By the 20th century, competing Union and Confederate holiday traditions, celebrated on different days, had merged, and Memorial Day eventually extended to honor all Americans who died while in the military service.
On Memorial Day, the flag of the United States is raised briskly to the top of the staff and then solemnly lowered to the half-staff position, where it remains only until noon. It is then raised to full-staff for the remainder of the day. The half-staff position remembers the more than one million men and women who gave their lives in service of their country. At noon, their memory is raised by the living, who resolve not to let their sacrifice be in vain, but to rise up in their stead and continue the fight for liberty and justice for all.
I wish to take this opportunity to thank the many organizations that came together to make the Memorial Day ceremony on the pier in Bar Harbor a success. First and foremost, is the Bar Harbor Chamber of Commerce, who worked with us to ensure it all worked! Without their tireless efforts and assistance it might never have worked as well.
Thanks to the Reverend Sue Cole of the Church of Our Father for offering the prayer and to Senator Brian Langely, who took the time out of his busy schedule to act as our keynote speaker. Hannaford provided the refreshments which the Chamber’s team dispensed, and the Gospel Gents returned to provide inspiration prior to the ceremony. The Emerson Band arrived to perform just before the ceremony and provide patriotic accompaniment during the parade of the veterans, lead down the pier by the Fire Department/Boy Scout Color Guard, as well as a rendition of the National Anthem as part of the ceremony. The Fire Department also brought two ladder trucks down and hung a huge flag between them. And Jai Higgins again offered a poem during the ceremony.

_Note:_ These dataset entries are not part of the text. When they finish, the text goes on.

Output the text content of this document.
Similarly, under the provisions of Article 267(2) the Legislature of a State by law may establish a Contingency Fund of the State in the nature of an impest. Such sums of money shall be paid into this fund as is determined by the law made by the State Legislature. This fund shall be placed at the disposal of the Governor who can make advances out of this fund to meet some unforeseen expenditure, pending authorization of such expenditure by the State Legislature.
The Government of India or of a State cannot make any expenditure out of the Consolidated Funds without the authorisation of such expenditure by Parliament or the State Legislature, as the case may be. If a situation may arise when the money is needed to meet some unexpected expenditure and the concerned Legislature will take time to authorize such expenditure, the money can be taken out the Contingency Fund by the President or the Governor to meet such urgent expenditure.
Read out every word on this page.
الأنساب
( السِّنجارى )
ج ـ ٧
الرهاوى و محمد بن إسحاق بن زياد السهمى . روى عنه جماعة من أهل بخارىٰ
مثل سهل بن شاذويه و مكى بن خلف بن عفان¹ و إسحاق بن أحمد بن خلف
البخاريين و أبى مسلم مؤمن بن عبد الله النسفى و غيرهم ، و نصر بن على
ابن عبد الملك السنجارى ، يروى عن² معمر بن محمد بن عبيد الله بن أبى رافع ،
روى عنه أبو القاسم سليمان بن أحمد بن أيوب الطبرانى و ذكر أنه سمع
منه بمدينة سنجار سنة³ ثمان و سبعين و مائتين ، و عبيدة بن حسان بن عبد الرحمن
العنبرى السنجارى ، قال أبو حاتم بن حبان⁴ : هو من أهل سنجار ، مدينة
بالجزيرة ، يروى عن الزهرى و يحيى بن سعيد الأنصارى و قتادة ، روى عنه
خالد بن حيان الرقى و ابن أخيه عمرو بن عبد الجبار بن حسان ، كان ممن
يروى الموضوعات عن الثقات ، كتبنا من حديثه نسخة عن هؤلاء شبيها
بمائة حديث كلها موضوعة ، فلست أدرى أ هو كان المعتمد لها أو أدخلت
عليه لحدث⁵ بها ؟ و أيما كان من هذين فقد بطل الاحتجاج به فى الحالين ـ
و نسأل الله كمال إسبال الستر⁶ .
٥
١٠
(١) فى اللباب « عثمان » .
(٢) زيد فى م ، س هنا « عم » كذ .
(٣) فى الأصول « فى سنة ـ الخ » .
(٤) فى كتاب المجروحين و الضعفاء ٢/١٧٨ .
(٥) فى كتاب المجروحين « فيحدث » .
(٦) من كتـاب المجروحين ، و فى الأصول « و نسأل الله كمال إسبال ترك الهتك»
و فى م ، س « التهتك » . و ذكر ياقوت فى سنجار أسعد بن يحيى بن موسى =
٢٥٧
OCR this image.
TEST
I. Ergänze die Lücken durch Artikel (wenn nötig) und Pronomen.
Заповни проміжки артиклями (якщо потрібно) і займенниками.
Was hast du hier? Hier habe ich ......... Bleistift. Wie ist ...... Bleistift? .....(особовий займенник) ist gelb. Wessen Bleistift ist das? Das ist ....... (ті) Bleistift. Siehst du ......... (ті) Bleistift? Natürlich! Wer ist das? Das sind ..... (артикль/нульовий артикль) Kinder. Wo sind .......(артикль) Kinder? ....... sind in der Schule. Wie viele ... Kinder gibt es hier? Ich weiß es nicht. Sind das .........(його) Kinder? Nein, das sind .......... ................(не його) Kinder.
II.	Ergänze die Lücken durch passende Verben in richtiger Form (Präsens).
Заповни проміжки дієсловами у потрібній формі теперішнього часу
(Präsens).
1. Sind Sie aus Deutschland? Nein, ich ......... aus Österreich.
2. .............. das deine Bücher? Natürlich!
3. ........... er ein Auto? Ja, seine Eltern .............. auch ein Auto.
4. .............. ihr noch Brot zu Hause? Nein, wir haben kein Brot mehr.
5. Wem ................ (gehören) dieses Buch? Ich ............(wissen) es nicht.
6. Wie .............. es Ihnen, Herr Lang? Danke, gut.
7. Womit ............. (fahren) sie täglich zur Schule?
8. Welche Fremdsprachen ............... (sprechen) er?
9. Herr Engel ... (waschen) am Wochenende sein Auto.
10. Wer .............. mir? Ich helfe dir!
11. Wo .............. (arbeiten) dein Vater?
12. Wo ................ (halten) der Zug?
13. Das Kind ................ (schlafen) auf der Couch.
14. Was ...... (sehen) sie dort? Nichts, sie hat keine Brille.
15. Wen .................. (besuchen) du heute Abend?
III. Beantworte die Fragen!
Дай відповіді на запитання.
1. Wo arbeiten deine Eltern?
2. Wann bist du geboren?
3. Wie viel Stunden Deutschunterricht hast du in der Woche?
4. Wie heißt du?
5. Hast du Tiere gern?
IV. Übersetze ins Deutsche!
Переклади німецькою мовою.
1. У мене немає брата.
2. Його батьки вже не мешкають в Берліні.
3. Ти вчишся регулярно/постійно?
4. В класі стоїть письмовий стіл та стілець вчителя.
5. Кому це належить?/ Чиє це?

Special thanks also to our wonderful Coast Guard station in Southwest Harbor. They sent over one of the boats and a crew to help by laying the wreath in the bay, while Brian Booher played “Taps.” A very professional act to what is to me probably the most important and moving part of the ceremony. The Coast Guard stayed around after to offer tours and answer questions for anyone who cared to visit them.
And I would be seriously remiss if I did not thank the members of my Post, as well as Mike Gurtler and our Boy Scout Troop for supporting me all the way. The Scouts got up really early to come to the Post and help get the chairs down to the pier and afterwards helped us get them back and up over the stairs (as did some other volunteers).
I love that it is one of our own Scouts who recited the poem “In Flanders Fields,” and this year, he took the time to explain the significance of the poppies. My comrades at the post stepped up when asked to help set up and then break down and get the ceremonies at the various cemeteries completed as well.
Also thanks to the members of our Post 25 Auxiliary who joined us to help hand out the poppies and lend any other assistance necessary.